Jardins familiaux stéphanois : la campagne à la ville

Pierre Mazet (http://www.pierre-mazet42.com/) auteur de nombreux Polars et passionné d’Histoire nous présente des stéphanois dont parfois par manque de culture nous ignorons l’existence…

Le célèbre humoriste Alphonse Allais disait : «  On devrait construire les villes à la campagne car l’air y est plus pur ! ». Les jardins familiaux prennent le contre-pied de ce conseil puisqu’ils apportent un air de campagne à l’intérieur de la ville. A Saint-Etienne, Du Bois d’Avaize, en passant par la Croix de Mission, jusqu’à Bel Air, plus de 1300 jardiniers veillent sur des parcelles de  200 m2. A l’heure où manger bio et local devient tendance, leur création par le père Volpette, en 1895, trouve un regain de modernité.

 

Félix Volpette naît le 2 octobre 1856 dans le Puy-de-Dôme. Ses parents étaient des cultivateurs aisés de Saint-Rémy-de-Chargnat. Elève au collège de Billom, il effectue ensuite son noviciat chez les Jésuites de Clermont. Il est ordonné prêtre en 1885. Après avoir découvert les dures réalités des villes industrielles à Mold au fin fond du Pays de Galles, il est nommé, en 1890, Père spirituel au célèbre collège Saint Michel en même temps que prédicateur dominical. Dans ces années-là, une crise de surproduction frappe durement tous les secteurs. Le chômage augmente brutalement et la misère frappe les classes ouvrières.

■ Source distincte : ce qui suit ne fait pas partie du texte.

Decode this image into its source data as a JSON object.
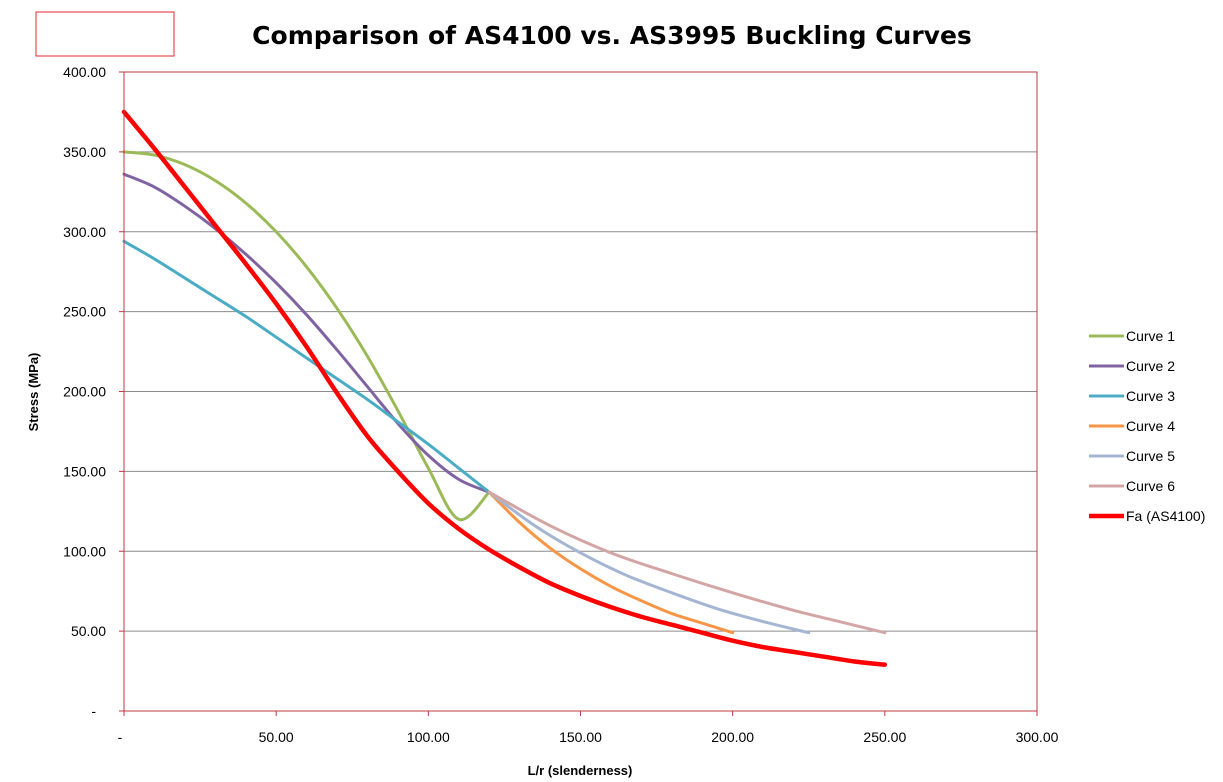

Chaque jour, de violentes manifestations ont lieu dans différents quartiers. C’est à cette époque que l’Eglise prend conscience de la condition ouvrière et que se développe la doctrine du « Catholicisme social ». Il s’agit également, pour l’Eglise, de damner le pion aux doctrines « socialisantes », qui trouvent un écho grandissant dans la classe ouvrière. Volpette visite les taudis, réconforte.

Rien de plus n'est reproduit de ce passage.